Reprocessed Siemens ACUSON AcuNav Diagnostic Ultrasound Catheters: ACUSON AcuNav Ultrasound Catheter, Use on GE Systems 10135910RH; 10043342RH ACUSON AcuNav Ultrasound Catheter, Use on Siemens Systems 10135936RH, 08255790RH

Recall Insight

This FDA Devices action (record #Z-1325-2026) was formally reported on February 18, 2026, with the manufacturer initiating the action on December 22, 2025. It is classified under Critical severity (Class I), with a current status of Ongoing. Medline Industries, LP is listed as the recalling firm, operating out of Northfield, IL. Federal records indicate 511 units are affected.

The documented reason for this recall is: These lots of reprocessed catheters may contain small particles of residual material. If affected devices are used, there is a risk of inflammatory response, systemic infection, or granulomatous reaction or thrombus rea… Distribution data in the federal record shows the product reached: Distribution US nationwide.. Distribution scope directly affects the consumer exposure window and determines whether a recall remains regional or escalates into a nationwide advisory.

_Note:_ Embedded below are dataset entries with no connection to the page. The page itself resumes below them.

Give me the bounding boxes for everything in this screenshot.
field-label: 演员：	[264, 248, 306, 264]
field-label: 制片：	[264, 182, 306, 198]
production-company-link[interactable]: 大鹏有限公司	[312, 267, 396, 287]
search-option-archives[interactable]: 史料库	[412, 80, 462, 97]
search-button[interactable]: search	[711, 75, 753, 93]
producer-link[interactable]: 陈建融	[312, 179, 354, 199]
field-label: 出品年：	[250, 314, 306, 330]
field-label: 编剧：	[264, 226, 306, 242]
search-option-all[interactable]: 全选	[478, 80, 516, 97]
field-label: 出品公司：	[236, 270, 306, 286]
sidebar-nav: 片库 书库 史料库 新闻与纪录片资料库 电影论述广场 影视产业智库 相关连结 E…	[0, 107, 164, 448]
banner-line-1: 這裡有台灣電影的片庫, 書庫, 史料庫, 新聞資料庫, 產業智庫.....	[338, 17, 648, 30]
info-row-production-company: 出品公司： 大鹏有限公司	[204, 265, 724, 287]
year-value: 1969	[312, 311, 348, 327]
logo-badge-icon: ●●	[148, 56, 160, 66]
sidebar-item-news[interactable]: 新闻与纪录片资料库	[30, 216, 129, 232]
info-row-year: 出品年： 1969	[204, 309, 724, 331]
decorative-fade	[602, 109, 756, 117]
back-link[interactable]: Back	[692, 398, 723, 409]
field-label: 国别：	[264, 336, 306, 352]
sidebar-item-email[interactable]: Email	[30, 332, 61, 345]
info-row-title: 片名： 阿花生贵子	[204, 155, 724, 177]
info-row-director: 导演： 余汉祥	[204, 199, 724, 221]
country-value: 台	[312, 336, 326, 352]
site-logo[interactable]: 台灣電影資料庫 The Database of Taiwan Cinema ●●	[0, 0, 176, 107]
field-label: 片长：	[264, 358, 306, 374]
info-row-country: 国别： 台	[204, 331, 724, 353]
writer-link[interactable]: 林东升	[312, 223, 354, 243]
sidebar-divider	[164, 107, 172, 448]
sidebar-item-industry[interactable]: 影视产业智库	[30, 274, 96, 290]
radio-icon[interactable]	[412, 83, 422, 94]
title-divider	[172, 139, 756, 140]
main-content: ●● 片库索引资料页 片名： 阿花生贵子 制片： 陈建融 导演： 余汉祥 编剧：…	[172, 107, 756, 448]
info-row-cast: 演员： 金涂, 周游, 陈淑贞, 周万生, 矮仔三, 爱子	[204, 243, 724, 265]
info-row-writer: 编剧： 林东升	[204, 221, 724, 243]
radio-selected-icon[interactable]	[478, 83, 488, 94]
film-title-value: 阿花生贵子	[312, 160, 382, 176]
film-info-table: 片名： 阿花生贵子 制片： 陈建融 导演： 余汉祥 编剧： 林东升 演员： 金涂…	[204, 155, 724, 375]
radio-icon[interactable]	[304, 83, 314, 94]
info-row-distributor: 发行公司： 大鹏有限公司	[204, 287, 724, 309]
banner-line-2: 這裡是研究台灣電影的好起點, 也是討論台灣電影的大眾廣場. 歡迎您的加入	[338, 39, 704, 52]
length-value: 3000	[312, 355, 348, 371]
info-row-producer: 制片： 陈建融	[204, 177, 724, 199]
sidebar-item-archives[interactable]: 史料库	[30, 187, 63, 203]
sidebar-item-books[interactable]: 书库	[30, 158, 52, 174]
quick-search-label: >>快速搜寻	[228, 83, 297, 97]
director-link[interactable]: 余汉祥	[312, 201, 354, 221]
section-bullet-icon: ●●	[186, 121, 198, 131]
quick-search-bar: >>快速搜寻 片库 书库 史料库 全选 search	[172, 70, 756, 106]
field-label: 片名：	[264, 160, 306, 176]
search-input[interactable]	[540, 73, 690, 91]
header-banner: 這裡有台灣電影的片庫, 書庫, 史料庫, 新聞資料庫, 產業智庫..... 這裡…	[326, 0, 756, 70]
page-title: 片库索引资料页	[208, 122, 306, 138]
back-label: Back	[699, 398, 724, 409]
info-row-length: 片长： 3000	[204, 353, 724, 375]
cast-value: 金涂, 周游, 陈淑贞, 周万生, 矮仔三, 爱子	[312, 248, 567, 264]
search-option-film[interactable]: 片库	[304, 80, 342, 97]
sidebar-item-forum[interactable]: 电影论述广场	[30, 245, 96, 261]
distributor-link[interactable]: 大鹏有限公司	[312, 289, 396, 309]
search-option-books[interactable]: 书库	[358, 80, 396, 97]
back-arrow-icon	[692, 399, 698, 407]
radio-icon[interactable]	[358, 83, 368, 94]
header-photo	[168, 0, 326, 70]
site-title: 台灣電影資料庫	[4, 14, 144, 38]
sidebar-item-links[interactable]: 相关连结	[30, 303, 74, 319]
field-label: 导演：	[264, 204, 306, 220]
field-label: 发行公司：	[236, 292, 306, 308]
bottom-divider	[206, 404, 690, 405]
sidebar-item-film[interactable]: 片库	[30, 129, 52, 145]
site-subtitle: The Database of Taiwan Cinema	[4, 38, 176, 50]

To put this record in context, PlainRecalls indexes 83,949 recalls across the FDA, CPSC, NHTSA and USDA FSIS going back to 1995. Within the same product category, the database holds 6 closely related recalls, of which 6 were also issued by FDA Devices. That clustering is a signal — repeated actions in a narrow category often indicate a systemic quality-control issue, a supplier-wide contamination, or a design defect that has propagated across product lines. Because this recall is recent, remedy windows and replacement inventory are most likely still actively available from the firm or retailer. Always cross-check the recall number against the official agency page before relying on any summary.